Evidence to Action 2022

ARN launch event

Event Date

Location
Kampala, Uganda

The need for more and better development research evidence has never been more crucial as Africa directs its efforts towards accomplishing the Africa Union’s Agenda 2063 and the United Nations’ Sustainable Development Goals (SDGs) Agenda 2030 beyond the COVID-19 pandemic. Sound evidence is essential to inform policy making, development actions, and citizenry perception of the impact of the agendas.

The Evidence to Action 2022 conference shines a spotlight on learned experiences of adapting and innovating evaluation practice for evidence-based decision making within and beyond the prevailing COVID-19 pandemic and the post COVID recovery. Emerging lessons from rigorous research at the local, regional, and global levels would enable evidence-based policy that would lead to individual dignity and wellbeing, flourishing societies, and a planet Earth that is a thriving home for all.

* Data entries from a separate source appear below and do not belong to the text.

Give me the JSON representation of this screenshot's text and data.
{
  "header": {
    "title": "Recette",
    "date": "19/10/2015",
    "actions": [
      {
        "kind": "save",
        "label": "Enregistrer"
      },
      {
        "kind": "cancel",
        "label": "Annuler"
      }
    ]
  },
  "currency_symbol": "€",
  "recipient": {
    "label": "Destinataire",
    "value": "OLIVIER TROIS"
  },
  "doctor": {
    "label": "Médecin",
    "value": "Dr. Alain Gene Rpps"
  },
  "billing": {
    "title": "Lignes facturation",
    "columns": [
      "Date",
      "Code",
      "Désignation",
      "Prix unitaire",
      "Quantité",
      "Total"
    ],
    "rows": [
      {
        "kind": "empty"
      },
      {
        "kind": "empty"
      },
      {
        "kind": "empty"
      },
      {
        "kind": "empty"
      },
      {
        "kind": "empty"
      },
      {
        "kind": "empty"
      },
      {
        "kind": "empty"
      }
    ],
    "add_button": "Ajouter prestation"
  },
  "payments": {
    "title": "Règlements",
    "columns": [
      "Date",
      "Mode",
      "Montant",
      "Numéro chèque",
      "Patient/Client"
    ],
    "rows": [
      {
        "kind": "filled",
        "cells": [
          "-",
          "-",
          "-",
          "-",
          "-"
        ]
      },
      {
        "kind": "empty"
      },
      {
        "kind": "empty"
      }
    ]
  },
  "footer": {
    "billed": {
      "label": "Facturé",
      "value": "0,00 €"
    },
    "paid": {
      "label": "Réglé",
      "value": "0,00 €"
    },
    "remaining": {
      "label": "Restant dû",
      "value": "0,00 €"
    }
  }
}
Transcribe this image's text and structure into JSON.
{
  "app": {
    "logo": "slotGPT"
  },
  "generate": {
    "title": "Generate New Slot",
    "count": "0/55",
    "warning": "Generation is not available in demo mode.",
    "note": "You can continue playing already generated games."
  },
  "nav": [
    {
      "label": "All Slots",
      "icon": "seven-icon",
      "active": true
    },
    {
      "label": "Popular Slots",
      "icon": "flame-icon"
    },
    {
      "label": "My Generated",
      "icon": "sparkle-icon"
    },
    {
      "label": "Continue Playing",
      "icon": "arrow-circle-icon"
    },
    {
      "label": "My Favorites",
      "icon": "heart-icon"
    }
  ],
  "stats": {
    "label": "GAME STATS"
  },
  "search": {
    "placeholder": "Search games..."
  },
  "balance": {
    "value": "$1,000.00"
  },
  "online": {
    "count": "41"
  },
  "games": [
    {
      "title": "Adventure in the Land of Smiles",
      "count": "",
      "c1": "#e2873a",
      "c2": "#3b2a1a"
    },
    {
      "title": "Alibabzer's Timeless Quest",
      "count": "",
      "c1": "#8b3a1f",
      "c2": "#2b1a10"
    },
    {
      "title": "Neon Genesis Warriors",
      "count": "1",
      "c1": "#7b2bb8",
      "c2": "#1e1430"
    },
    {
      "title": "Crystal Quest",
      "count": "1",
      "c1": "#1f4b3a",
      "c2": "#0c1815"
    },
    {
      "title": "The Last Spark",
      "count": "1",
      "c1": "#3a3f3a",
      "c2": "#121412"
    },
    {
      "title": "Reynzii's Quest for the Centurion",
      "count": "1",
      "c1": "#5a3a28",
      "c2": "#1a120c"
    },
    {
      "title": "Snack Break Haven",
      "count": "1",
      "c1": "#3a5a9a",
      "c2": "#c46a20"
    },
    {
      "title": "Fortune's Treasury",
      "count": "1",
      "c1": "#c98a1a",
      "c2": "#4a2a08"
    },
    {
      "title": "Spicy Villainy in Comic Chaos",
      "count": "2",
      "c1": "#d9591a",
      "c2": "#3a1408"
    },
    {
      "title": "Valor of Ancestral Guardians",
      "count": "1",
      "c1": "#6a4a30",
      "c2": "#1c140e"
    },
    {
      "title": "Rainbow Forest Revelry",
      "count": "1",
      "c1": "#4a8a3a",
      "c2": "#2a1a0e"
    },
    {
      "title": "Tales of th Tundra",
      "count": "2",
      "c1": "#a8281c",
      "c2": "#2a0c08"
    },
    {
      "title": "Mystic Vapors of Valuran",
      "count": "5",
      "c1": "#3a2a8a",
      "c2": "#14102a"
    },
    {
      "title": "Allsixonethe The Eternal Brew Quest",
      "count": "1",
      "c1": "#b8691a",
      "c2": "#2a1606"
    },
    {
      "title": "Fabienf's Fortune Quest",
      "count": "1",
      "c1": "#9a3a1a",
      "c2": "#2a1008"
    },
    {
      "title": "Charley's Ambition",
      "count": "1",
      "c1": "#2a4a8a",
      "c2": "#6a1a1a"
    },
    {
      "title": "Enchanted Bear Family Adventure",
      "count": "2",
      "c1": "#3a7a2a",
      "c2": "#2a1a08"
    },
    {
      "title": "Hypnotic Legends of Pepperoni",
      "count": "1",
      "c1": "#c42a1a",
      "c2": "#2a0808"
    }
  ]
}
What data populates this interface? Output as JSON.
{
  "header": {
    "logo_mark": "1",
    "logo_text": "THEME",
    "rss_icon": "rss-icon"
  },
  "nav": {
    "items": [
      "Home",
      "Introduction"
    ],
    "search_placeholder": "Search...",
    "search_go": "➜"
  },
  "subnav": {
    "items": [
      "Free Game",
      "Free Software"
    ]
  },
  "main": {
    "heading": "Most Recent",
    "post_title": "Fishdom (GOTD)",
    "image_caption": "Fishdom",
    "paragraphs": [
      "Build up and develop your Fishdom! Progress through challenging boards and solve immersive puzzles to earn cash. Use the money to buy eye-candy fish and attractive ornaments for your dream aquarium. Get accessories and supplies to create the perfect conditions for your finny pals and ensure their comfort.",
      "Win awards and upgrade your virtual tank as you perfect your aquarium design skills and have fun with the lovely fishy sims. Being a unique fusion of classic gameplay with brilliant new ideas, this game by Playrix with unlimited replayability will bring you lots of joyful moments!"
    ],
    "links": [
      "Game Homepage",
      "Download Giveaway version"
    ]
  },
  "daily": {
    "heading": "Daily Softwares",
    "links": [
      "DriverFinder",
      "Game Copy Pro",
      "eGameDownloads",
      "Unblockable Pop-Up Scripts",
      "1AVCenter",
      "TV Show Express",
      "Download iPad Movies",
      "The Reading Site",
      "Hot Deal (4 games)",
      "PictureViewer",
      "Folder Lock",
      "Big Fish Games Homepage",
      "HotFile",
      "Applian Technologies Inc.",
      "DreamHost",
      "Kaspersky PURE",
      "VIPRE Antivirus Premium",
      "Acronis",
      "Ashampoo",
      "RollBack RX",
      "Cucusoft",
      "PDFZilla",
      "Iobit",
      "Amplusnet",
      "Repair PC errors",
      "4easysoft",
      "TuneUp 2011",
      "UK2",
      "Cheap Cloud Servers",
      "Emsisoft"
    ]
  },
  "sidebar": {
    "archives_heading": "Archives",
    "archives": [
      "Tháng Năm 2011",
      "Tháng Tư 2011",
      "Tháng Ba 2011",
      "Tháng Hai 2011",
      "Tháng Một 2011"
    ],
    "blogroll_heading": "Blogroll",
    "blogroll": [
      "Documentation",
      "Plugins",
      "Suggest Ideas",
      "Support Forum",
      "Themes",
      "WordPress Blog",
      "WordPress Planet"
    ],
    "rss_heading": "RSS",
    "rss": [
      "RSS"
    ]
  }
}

Evidence to Action 2022 is an exciting forum for renowned research and evaluation professionals and development practitioners to promote the use of evidence for policy–making and practice in Africa through the lens of the COVID-19 pandemic. Conference participants will be drawn from a diverse range of stakeholders working across Africa in research, monitoring, and evaluation.

Evidence to Action 2022 includes:

  • Pre-conference workshops that facilitate professional development training for interested participants.
  • Exhibitions of branded items, publications and evidence for innovation and development.
  • Short paper presentations intended to generate dialogue around the use of evidence for policy making and propose new and innovative evaluation paradigms.
  • Roundtable and panel discussions centered on the general theme and sub-themes of the conference.
  • Poster presentations of research that include key questions asked, methodology, data, findings, recommendations and conclusions.

The Conference is being convened by the International Centre for Evaluation and Development (ICED) in partnership with the Uganda Office of the Prime Minister, Directorate of Monitoring and Evaluation; the Uganda Evaluation Association; the Makerere University College of Health Sciences; the Feed the Future Innovation Lab for Markets, Risk & Resilience at UC Davis; the Campbell Collaboration; Innovations for Poverty Action; United States International University-Africa and other partners.